Sistemin son halini görüyorsunuz, beyazın hakim olduğu, beyaz temalı bir ortamda Corsair 400C’nin beyaz versiyonu gerçekten çok şık görünüyor. Siyah ve beyazın dengesi olsun, geniş camın içerisinden net görünen kasanın içerisi olsun, soğutucularını LED’li fanlarla değiştirdiğim radyatör ve en güzeli de mümkün olduğunca kablosuz, temiz kurulum olsun çoğu oyuncunun ve tasarım kasa severin ilgisini çekecek bir görüntü oluşuyor.
Küçük alanda yeterli fan ve kurulumla hava akışını yönetmek daha kolay bir hal alıyor aslında, 12cm’lik için 2400, 14cm’lik için 2000 devre çıkan fanlardan oluşan bu kurulumla 400C’de fanlı işlemci soğutucusunda eski kasama kıyasla 4 dereceye kadar düşüş gözlemledim.
Corsair 400C minimal bir kasa, kullanılmayacak alanların mümkün olduğunca kırpıldığı, içerisine her şey sığan ama manevra yapması biraz güç bir kasa, özellikle kablo yönetimi bilmek gerek biraz ama nihayetinde yaptığınız ufak dokunuşlarla bile kasanın tasarımını hayli ileri taşıyabiliyorsunuz, tertemiz bir kurulum çıkıyor ortaya.

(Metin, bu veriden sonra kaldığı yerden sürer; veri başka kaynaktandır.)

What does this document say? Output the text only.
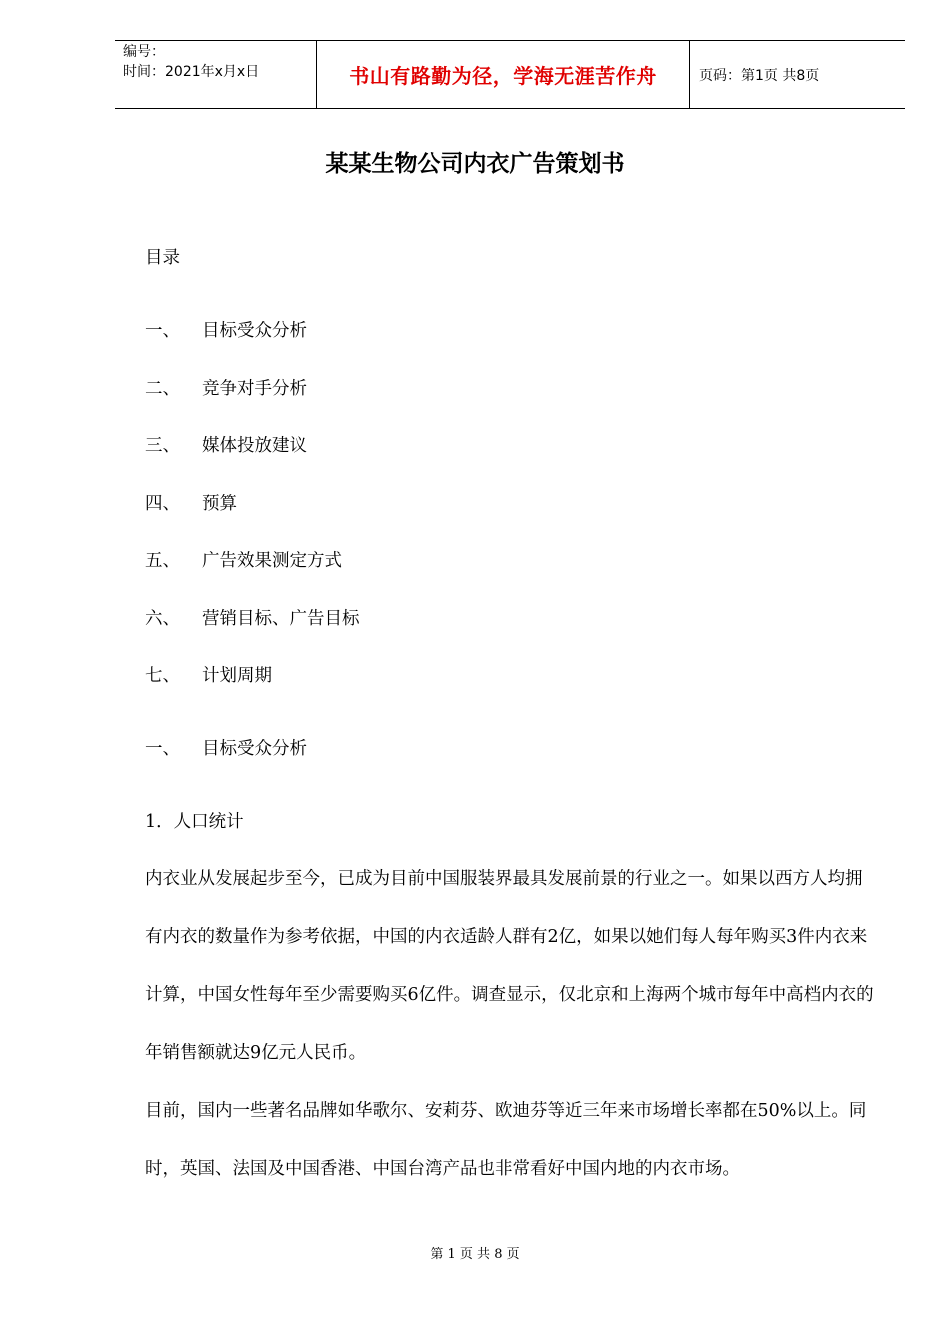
编号：
时间：2021年x月x日	书山有路勤为径，学海无涯苦作舟	页码：第1页 共8页
某某生物公司内衣广告策划书
目录
一、 目标受众分析
二、 竞争对手分析
三、 媒体投放建议
四、 预算
五、 广告效果测定方式
六、 营销目标、广告目标
七、 计划周期
一、 目标受众分析
1．人口统计
内衣业从发展起步至今，已成为目前中国服装界最具发展前景的行业之一。如果以西方人均拥有内衣的数量作为参考依据，中国的内衣适龄人群有2亿，如果以她们每人每年购买3件内衣来计算，中国女性每年至少需要购买6亿件。调查显示，仅北京和上海两个城市每年中高档内衣的年销售额就达9亿元人民币。
目前，国内一些著名品牌如华歌尔、安莉芬、欧迪芬等近三年来市场增长率都在50%以上。同时，英国、法国及中国香港、中国台湾产品也非常看好中国内地的内衣市场。
第 1 页 共 8 页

Küçük yapısı, masasında boş yeri sınırlı kullanıcılar için bir avantaj. Açıkçası ben bir oyuncu olarak, beyaz rengi ve temasını seven biri olarak Corsair 400C’yi beğendim, tematik bir oyuncu ortamınız olsun ya da olmasın şık ve kompakt bir kasa.
Böylelikle bir incelememizin daha sonuna gelmiş olduk, bir sonraki videoda görüşmek üzere hoşçakalın.